About the Author
After growing up in a tenement atop the Bergen Street IND Subway Station in Brooklyn, New York, one floor above his Irish born grandparents, Tom Ramos traveled up the Hudson River to attend West Point. He followed a traditional Army career path of attending the Airborne and Ranger Schools before commanding combat engineer companies in Germany and the Republic of Korea. After six years of troop duty, an officer board selected him to pursue advanced technological studies by enrolling in a two-year graduate school program in nuclear science. That led Tom to attend the Massachusetts Institute of Technology to earn an advanced degree in high energy physics. He then went on to teach physics courses to West Point cadets until he resigned his commission as an Army officer and assumed the role of a physicist at the Lawrence Livermore National Laboratory.
At Livermore, Tom joined a nuclar weapons design team and, in the 1980s, he became a designer of the X-ray Laser, one of the premier programs of President Reagan’s Strategic Defense Initiative. As a weapons designer, he participated in numerous nuclear weapons tests conducted at the Nevada Test Site, where he gained valuable experience learning how America developed its nuclear weapons. California had placed a “Nuclear Freeze Initiative” on a state-wide ballot, and Tom volunteered to address civic groups about the role nuclear weapons played as the nation’s core deterrent against nuclear war. He gave over fifty presentations at civic centers, high schools, and universities.

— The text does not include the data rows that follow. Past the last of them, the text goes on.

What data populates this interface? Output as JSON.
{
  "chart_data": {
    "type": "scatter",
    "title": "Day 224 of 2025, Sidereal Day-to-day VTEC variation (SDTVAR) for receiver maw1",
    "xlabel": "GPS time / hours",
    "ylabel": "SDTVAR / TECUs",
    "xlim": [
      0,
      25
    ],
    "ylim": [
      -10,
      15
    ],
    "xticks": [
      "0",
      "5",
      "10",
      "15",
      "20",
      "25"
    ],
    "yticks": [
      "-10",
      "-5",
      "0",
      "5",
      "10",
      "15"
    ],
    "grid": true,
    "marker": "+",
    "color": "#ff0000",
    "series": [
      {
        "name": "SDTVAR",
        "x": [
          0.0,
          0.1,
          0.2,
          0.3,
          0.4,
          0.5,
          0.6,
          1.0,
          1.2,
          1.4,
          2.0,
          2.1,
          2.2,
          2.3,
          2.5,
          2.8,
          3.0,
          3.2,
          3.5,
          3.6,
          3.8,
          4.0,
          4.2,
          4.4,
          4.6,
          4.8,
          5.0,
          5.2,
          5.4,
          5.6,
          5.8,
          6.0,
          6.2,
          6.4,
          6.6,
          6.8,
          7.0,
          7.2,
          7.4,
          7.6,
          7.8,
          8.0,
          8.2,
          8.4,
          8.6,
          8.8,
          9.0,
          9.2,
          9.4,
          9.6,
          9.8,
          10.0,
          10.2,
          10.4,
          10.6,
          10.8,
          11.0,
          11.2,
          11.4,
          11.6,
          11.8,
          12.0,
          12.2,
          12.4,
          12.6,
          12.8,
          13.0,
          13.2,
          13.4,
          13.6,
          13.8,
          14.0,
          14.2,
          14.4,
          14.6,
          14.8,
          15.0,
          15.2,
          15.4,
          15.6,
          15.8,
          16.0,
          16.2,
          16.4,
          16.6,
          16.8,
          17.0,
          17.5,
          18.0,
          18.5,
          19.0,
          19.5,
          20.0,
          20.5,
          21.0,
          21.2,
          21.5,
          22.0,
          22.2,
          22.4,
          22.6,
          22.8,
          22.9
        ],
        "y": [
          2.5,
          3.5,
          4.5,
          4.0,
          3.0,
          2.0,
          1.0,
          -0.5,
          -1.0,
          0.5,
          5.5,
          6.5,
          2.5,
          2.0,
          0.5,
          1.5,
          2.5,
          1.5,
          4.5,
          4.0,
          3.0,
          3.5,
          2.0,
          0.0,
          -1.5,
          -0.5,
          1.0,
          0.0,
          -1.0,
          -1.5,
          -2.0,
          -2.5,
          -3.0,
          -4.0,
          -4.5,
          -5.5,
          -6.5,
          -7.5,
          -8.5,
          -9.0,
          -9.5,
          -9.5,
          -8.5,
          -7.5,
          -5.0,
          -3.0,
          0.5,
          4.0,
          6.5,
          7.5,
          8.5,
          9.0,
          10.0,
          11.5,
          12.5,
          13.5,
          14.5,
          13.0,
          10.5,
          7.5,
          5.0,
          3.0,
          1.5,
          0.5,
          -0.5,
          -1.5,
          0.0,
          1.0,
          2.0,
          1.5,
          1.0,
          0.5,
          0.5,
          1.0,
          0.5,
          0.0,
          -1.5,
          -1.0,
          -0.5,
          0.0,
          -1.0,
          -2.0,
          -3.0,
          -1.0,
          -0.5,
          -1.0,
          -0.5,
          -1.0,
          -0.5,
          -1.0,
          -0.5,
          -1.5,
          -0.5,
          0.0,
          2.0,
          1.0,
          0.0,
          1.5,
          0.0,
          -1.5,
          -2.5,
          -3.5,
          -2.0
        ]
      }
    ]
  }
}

After a decade of design work, Tom switched careers to supporting arms control negotiations between the United States and the Soviet Union. He helped prepare the Secretary of Energy for National Security Council meetings to determine the US position in START Treaty talks with the Soviets. Just prior to the outbreak of Operation Desert Storm, Tom was assigned to the Pentagon as the Senior Nuclear Weapons Advisor to the Secretary of Defense.
During his tenure at the Pentagon, Tom had to address an active movement by several Congressional leaders to engage the country in a unilateral nuclear test ban. He evaluated what the effects of such a ban would have on national security, and he summarized his research in a position paper on the topic that was signed by the Secretary of Defense; that paper became the Defense Department’s position on the matter. When he returned to Livermore, he channeled his energy into thinking of ways that the country could face the growing global threat of nuclear proliferation.
He gathered together a group of scientists and engineers, mostly chemical engineers, and he established a counterproliferation program that had as its goal to establish a means for the country to thwart efforts of rogue nations hostile to the United States from producing weapons of mass destruction. Starting with a $200,000 grant from the Department of Energy, Tom grew the program over the course of seventeen years into a $46,000,000 per year effort. His program was declared to be the most important counterproliferation program within the country’s defense establishment by the Secretary of Defense, and it was used by officials at the highest levels of government to make counterproliferation plans for the country.